Science

Where Does Project Free TV Get Its Content?

The site wants to keep us in the dark.

by Monica Hunter-Hart

If you need your TV fix but can’t pay for a subscription to services like Netflix and HBO GO, Project Free TV must seem like a gift from on high. It’s a search engine that shares illegal video streams and actually manages to avoid liability, even though it’s facilitating copyright infringement. So how does Project Free TV find all that content and enable you to have miraculously free entertainment experiences?

According to its website, Project Free TV uses a “complex system of automatic indexers, robotic scripts and user submissions.” That description is just vague enough to prevent the site from getting into real trouble.

Much of its content is indeed found by users. Anyone can submit a link by creating a user account; it’s free and only requires an email address, username, and password.

The algorithm that Project Free TV alludes to in the above description, however, is ambiguous. The creators don’t specify exactly what their “indexing” entails — only that “if a video exists on the web we will at some point find it and index it.” They make their method sound like a “catch all” system so they can claim the inclusion of illegal content is accidental. But without specific information about the algorithm, we have no way of knowing whether or not that’s true.

In other words, Project Free TV wants to leave us in the dark.

A screenshot of Project Free TV, taken April 10, 2017.

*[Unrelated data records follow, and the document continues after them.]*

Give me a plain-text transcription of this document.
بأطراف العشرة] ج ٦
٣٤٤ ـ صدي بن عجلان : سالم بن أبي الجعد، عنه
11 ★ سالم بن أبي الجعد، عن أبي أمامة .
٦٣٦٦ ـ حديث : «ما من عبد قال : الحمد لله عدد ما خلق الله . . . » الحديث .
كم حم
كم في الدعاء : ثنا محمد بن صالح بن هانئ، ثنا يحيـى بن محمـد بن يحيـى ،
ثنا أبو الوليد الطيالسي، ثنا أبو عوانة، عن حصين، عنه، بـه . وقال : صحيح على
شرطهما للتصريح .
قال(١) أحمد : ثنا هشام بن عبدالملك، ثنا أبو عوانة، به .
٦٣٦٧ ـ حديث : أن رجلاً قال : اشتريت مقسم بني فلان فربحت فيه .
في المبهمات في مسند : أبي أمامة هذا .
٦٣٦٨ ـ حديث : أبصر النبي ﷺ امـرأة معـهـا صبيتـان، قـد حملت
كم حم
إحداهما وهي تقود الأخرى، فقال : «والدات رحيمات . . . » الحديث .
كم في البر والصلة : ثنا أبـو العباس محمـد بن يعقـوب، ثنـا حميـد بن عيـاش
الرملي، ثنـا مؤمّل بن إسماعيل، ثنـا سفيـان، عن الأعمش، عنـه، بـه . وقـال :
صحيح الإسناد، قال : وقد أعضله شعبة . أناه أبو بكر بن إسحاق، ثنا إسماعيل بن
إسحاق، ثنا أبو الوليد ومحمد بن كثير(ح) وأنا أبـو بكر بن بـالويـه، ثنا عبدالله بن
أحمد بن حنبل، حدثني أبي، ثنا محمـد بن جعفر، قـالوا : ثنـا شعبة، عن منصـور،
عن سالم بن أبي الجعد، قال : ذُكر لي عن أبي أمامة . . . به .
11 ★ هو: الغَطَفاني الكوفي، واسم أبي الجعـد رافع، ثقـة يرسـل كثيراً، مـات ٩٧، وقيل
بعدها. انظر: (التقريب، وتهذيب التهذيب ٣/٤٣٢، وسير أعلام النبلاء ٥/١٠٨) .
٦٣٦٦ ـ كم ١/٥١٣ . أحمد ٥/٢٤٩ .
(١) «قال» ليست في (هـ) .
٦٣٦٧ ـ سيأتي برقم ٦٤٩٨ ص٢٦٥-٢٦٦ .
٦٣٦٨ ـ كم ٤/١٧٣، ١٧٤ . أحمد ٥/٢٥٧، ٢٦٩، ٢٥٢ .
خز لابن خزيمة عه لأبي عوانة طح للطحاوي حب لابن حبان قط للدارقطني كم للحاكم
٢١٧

They do give examples of potential sources for their videos, including Veoh.com, Megavideo.com, Youtube.com, and Google Video. They note that, “All youtube/veoh/megavideo/googlevideo users signed a contract with the sites when they set up their accounts which forces them not to upload illegal content.” Of course, these sites are less dubious than other sites from which Project Free TV regularly sources content, like vidto.me or streamin.to.

Project Free TV has managed to concoct explanations for its content that are vague enough to be legal, if not believable. “We do not upload any videos nor do we know who and where videos are coming from,” they write. Because of that claim of ignorance, there’s only so much we, then, can learn.